It's really amazing when I think about it. Growing up our dogs could run loose around the neighborhood. Dogs were welcomed in the homes of other neighbors whether or not they lived there! They all got along and none of them were really ever trained. Yet, they fit in everywhere and had wonderful manners.


----------



## Jazzys Mom (Mar 13, 2007)

AquaClaraCanines said:


> As an aside, some of the happiest dogs I have known were outside dogs- who lives with their homeless owners! There are several in my city I know well, and help with things time to time. One is pushing 14 and in great shape. He is with his owner 24 hours a day... outside, of course... but WITH his master. Those two are so close- that dog has a life many yard dogs would envy (and some indoor dogs, too). This is exactly why I am opposed to outside dogs (unless you're homeless!).
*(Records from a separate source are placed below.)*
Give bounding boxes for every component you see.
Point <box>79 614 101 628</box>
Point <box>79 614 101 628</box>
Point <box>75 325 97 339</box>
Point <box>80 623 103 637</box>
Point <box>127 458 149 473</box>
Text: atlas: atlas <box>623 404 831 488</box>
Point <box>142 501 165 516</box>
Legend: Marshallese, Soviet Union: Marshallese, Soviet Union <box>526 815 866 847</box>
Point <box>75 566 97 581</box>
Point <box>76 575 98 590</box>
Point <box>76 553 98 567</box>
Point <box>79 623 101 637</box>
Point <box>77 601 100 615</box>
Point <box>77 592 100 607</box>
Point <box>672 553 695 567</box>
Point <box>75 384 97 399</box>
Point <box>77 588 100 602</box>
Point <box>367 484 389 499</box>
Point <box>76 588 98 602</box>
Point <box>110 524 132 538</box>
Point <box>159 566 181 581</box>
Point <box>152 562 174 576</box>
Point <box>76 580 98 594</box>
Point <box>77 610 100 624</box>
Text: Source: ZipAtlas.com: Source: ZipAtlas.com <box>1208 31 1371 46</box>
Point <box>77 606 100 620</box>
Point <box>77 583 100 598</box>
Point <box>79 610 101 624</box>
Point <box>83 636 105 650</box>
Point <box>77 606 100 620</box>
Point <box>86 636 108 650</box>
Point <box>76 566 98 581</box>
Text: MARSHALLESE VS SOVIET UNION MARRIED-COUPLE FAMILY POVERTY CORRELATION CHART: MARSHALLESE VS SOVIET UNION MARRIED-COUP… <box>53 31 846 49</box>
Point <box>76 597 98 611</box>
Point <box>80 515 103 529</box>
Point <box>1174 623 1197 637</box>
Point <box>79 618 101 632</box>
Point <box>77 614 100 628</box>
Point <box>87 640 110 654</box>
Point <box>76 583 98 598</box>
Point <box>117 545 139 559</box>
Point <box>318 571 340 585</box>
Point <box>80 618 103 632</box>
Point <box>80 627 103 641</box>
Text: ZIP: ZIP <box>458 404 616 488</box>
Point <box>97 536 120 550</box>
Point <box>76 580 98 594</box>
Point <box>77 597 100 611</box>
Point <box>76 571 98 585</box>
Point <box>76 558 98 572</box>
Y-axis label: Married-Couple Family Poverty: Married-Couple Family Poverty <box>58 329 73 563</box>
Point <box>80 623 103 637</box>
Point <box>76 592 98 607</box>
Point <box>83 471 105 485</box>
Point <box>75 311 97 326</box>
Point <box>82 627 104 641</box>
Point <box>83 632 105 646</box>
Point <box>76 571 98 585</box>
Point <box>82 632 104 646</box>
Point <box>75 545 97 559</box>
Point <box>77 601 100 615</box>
I think this is the only time a dog should ever live outside ----- if the dog's owner also lives outside with it! A dog doesn't care where he lives, inside or outside ---- as long as he is ALONGSIDE his master! My dogs live inside, as I stated before. They have a dog run attached to the side of the house so when they are out they are safe from predators, kids, etc. I still worry that someone may open the gate and they will get out. I still worry late at night, if they happen to be out for a bit, that a coyote may be around. I usually stay out with them late at night and early in the morning. Sunny sleeps in bed with us, Jazz is cozy in her crate in the kitchen. BTW, Jazz is ONLY crated if we are not home or at night. I am retired so am home all day, every day except for short times of shopping, etc. They are on the couch with us when we watch TV, under my desk as I type, under the table when we have morning coffee and are center of attention when we have company. They are part of our family! I'm sorry if this offends anyone but how can a dog be a part of your family if the dog stays outside all the time and you are inside? This just doesn't add up to me. Either let the dog be a part of your family --- INSIDE the house or go live outside in the yard with it! I would never have known that my beloved Dakota was having a stroke if he had been an outside dog! His favorite spot to sleep was laying in front of our front door in the foyer. I must have heard something and got up. It was 2am. Dakota was dying right in front of me! Hubby got up and we held him for the 40 minutes it took him to die. He died with us with him. If he had been outside he would have died alone. If the dog is outside - then you should be outside. If you are not going to live outside with your dog then find a place that will let your dog inside. Or, don't have one. Its that simple!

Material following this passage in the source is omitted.